Le G13, qui rassemble 19 organisations féministes et dont fait partie le Réseau, demande depuis 2010 la création d’un ministère québécois consacré aux droits des femmes et à l’égalité des genres.
Pour l’heure, la condition féminine est l’affaire d’un secrétariat qui relève de la ministre déléguée à l’Éducation, Isabelle Charest.
«C’est donc une charge supplémentaire pour la ministre, une sous-catégorie de priorités», fait valoir Rachel Chagnon, professeure au Département des sciences juridiques de l’UQAM, qui s’intéresse aux questions d’égalité et de discrimination dans l’élaboration des politiques publiques.
«Le travail pour atteindre l’égalité est trop important pour un secrétariat», croit-elle.
Au fédéral, un ministère des Femmes et de l’Égalité des genres a été créé en 2018 par les libéraux de Justin Trudeau. Depuis, les dossiers progressent plus rapidement et plus d’argent est investi, autant dans les organismes féministes qu’en recherche, soutient la professeure. Les enjeux y sont traités de manière transversale, entre les différents ministères donc.

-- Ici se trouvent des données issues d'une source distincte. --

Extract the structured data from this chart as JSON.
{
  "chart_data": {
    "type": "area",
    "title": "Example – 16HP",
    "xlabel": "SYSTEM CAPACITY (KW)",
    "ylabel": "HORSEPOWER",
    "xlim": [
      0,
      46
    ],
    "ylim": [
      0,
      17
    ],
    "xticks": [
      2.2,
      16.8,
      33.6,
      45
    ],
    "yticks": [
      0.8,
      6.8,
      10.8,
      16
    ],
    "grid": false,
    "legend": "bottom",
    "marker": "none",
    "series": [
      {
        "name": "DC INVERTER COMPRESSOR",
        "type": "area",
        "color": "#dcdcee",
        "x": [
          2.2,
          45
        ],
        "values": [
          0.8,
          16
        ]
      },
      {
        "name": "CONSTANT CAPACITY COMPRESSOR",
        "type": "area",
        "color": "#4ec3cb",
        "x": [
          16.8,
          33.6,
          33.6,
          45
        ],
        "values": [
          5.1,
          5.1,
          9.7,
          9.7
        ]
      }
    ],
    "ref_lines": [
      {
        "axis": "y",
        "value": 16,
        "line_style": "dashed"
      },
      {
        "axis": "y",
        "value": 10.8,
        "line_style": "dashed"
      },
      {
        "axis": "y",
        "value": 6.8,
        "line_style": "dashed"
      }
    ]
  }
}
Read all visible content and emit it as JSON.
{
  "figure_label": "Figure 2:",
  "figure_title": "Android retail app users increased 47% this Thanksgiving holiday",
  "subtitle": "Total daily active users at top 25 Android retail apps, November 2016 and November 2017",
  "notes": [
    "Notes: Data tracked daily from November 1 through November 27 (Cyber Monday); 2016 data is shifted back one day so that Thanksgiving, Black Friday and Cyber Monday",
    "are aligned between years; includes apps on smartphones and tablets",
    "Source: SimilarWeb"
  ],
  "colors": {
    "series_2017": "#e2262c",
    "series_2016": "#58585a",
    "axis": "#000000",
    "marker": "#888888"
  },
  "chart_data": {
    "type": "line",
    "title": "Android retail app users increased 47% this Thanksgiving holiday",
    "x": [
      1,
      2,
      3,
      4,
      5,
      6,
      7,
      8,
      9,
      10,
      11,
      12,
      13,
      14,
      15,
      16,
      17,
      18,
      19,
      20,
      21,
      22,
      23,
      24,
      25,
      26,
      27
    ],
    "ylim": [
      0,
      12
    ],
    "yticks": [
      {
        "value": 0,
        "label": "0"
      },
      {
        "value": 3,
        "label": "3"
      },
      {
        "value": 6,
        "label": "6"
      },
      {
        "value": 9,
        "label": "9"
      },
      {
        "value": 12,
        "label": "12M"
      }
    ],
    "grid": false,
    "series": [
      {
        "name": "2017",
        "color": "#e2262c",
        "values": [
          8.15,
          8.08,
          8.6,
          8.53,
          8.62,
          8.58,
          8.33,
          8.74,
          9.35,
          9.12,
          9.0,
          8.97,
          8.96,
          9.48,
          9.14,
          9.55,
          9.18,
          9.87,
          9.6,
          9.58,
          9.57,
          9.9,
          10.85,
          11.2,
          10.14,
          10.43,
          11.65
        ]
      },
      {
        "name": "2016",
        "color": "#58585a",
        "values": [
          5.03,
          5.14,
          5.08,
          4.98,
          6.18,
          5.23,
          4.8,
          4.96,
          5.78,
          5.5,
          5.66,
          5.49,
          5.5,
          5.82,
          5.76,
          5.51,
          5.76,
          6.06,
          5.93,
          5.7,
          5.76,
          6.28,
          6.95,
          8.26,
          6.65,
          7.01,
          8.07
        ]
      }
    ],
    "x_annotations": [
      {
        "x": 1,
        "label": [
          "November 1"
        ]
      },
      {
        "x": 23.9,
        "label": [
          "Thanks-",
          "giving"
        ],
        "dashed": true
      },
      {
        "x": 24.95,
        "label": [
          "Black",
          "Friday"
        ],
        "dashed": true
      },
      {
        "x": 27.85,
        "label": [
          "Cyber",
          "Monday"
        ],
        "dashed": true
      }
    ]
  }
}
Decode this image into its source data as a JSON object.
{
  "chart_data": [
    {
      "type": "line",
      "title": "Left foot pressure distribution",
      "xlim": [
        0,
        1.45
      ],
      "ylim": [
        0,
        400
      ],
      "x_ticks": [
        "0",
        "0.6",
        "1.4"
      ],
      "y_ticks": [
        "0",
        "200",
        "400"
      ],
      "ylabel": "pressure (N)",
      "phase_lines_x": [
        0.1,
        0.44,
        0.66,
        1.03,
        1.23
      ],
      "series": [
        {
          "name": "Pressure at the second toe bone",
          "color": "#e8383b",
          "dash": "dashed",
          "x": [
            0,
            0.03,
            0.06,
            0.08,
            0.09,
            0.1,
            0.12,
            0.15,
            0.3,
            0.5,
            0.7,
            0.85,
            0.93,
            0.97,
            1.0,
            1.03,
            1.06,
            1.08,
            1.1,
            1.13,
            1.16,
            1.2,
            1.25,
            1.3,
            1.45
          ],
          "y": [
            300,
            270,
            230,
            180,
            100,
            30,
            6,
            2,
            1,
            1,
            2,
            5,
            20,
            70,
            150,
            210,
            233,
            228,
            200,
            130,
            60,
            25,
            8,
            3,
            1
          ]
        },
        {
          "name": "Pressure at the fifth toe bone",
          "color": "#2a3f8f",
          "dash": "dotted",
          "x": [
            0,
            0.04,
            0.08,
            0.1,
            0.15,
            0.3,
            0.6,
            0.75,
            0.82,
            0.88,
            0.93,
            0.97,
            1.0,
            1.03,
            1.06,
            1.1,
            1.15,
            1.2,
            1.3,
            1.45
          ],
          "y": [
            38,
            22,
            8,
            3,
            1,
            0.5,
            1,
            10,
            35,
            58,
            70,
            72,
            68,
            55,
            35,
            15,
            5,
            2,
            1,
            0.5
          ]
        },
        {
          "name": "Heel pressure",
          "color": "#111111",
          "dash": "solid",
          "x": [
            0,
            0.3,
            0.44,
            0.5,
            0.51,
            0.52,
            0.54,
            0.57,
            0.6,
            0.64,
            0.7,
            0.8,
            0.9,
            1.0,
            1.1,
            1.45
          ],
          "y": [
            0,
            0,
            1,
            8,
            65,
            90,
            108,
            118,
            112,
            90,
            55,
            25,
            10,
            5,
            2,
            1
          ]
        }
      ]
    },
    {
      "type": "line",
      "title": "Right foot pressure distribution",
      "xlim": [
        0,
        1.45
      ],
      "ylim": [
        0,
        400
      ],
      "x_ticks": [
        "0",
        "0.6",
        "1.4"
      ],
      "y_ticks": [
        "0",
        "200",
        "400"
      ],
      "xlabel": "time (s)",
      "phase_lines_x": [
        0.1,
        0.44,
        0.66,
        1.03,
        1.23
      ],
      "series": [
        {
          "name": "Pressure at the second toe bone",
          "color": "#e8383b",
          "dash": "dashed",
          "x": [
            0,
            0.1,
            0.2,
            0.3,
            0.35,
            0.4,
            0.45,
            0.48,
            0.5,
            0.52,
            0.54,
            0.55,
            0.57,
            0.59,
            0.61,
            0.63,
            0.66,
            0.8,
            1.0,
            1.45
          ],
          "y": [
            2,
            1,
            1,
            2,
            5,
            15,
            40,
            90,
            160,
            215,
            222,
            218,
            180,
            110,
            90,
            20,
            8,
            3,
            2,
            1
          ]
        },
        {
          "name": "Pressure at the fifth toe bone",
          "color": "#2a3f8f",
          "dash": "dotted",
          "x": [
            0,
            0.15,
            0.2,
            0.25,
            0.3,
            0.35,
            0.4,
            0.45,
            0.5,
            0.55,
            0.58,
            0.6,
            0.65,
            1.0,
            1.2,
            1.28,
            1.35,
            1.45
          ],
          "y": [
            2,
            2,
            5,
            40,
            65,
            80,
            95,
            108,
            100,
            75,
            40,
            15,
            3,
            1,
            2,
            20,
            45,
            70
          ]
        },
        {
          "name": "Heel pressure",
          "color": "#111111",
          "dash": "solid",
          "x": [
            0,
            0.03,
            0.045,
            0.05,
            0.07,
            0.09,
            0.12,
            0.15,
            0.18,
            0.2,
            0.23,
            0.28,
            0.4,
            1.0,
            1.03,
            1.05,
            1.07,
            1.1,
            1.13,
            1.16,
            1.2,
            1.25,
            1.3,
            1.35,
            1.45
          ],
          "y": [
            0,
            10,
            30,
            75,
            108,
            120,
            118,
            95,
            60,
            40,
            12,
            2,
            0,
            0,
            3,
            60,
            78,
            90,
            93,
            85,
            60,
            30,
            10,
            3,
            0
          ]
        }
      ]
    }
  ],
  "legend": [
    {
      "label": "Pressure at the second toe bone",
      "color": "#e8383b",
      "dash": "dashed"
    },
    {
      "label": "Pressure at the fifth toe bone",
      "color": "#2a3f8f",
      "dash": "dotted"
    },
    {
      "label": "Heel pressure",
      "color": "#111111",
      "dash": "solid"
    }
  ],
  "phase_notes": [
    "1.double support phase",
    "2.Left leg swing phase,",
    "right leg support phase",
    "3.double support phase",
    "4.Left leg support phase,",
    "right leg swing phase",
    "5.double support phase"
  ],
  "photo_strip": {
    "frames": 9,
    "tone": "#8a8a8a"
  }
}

À deux semaines du scrutin, seuls Québec solidaire (QS) et le Parti Québécois (PQ) ont promis la création d’un tel ministère s’ils étaient portés au pouvoir.
Où sont les enjeux féministes dans la campagne?
«La condition de vie des femmes est totalement absente de la campagne électorale», déplore Marie-Andrée Gauthier. Elle rappelle que plusieurs engagements ont pourtant été pris en contexte d’élections par le passé, comme «les centres de la petite enfance (CPE), la loi sur l’équité salariale et le versement automatique des pensions alimentaires».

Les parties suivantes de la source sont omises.